Choice of PEFT Technique in Continual Learning: Prompt Tuning is Not All You Need

TL;DR

The paper interrogates the widespread use of prompt tuning as a PEFT choice in continual learning with pretrained transformers and demonstrates that LoRA-based PEFT variants consistently outperform prompt-based approaches across domain- and class-incremental benchmarks. It introduces drop-in LoRA-based variants of two prominent CL methods, S-Prompts (S-LoRA) and Learning to Prompt (L2L), and shows substantial accuracy gains with minimal inference overhead. Through comprehensive experiments on diverse datasets (CORe50, DomainNet, Split CIFAR-100, Tiny ImageNet) and careful ablations, the authors argue that prompt tuning is not inherently suited to continual learning and advocate adopting LoRA for practical CL deployments.
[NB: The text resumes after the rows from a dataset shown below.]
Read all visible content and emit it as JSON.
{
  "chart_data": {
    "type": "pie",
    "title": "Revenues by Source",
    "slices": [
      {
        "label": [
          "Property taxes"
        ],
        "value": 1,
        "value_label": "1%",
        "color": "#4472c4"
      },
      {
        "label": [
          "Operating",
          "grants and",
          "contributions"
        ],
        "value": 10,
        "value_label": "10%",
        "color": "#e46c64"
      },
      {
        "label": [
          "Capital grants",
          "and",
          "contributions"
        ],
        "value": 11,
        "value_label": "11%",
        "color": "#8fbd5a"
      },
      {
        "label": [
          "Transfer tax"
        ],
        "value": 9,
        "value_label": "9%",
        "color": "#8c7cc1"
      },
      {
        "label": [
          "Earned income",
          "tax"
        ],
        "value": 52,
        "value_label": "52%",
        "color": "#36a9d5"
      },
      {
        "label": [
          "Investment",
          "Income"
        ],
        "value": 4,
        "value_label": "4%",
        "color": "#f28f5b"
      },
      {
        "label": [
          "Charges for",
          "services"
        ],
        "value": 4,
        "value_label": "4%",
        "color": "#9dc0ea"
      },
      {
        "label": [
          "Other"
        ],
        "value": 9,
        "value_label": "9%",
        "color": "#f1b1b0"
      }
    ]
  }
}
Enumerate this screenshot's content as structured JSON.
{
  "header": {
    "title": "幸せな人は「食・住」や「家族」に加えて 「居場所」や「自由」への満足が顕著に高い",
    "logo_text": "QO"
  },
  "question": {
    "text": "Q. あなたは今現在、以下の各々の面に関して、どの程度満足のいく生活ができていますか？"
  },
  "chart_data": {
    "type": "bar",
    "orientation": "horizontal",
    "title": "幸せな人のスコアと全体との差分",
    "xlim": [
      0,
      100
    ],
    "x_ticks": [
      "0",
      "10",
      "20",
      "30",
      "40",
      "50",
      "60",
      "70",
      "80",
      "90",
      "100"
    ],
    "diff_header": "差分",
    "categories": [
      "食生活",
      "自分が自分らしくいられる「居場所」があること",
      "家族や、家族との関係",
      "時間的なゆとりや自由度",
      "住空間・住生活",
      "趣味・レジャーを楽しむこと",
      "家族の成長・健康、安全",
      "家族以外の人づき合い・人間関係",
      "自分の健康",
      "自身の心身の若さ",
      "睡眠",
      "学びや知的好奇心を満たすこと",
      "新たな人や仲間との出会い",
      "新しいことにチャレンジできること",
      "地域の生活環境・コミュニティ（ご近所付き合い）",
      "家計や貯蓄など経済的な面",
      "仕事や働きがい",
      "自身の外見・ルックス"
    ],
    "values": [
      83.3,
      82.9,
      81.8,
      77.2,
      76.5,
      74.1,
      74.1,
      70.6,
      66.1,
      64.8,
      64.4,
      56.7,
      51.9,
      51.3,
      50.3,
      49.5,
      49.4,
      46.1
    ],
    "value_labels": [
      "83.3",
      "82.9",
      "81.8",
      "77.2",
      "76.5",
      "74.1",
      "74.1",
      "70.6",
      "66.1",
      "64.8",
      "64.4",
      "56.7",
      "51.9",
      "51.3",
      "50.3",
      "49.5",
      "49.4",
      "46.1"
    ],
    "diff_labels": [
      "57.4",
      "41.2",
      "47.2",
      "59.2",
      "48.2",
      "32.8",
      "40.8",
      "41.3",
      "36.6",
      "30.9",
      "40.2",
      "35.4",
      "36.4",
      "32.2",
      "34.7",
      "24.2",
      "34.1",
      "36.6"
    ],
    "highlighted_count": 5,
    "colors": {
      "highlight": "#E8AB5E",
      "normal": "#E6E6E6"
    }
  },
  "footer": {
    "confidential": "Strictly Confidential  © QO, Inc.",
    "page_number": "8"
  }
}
The work emphasizes the importance of ablations of architectural choices, the potential for improved real-world impact, and the need for broader exploration of PEFT techniques beyond prompt tuning in CL.

Abstract

Recent Continual Learning (CL) methods have combined pretrained Transformers with prompt tuning, a parameter-efficient fine-tuning (PEFT) technique. We argue that the choice of prompt tuning in prior works was an undefended and unablated decision, which has been uncritically adopted by subsequent research, but warrants further research to understand its implications. In this paper, we conduct this research and find that the choice of prompt tuning as a PEFT method hurts the overall performance of the CL system. To illustrate this, we replace prompt tuning with LoRA in two state-of-the-art continual learning methods: Learning to Prompt and S-Prompts. These variants consistently achieve higher accuracy across a wide range of domain-incremental and class-incremental benchmarks, while being competitive in inference speed. Our work highlights a crucial argument: unexamined choices can hinder progress in the field, and rigorous ablations, such as the PEFT method, are required to drive meaningful adoption of CL techniques in real-world applications.

Figures (7)

• Figure 1: Is the choice of prompt tuning justified? We show train and test performance of a ViT-B/16 trained on combined training set of all the datasets on Split CIFAR-100 and DomainNet and show the training loss dynamics on the left and the test performance on the right, for fine-tuning (training all parameters), prompt tuning (training prompt tokens and classifier layer), LoRA (training the low rank adapter and classifier layer). It is evident that prompt tuning converges to a higher loss (left), and performs poorly compared to LoRA (right), while being comparably parameter-efficient. Yet, a host of continual learning literature exists on using prompt tuning based techniques. We study if this design choice is justified.
• Figure 2: Measuring speed as a function of number of trainable parameters for Split CIFAR-100. We see that the prompt-based methods are faster only for a smaller number of trainable parameters.
• Figure 3: Performance of varying hyperparameters for Split CIFAR-100. We see that while increasing the number of trainable parameters does not improve necessarily result in an improved performance. For L2P, increasing the number of trainable parameters improves performance but does not reach the performance that L2L gets for a much fewer number of parameters. For the S-X family, it is apparent increasing number of parameters of S-LoRA is advantageous for performance, whereas S-LoRA performs poorer.
• Figure 4: We report the average accuracy obtained after each update. Ranking of LoRA vs. prompting-based methods does not change.
• Figure 5: S-Prompts (S-Pr) shows no positive change when using the prompts estimated for the first dataset to extract the feature representation (S-Pr++). However, using the LoRA modules of the first dataset (S-Lo++) to extract the features gives a big boost in identifying the right expert model and hence average accuracy.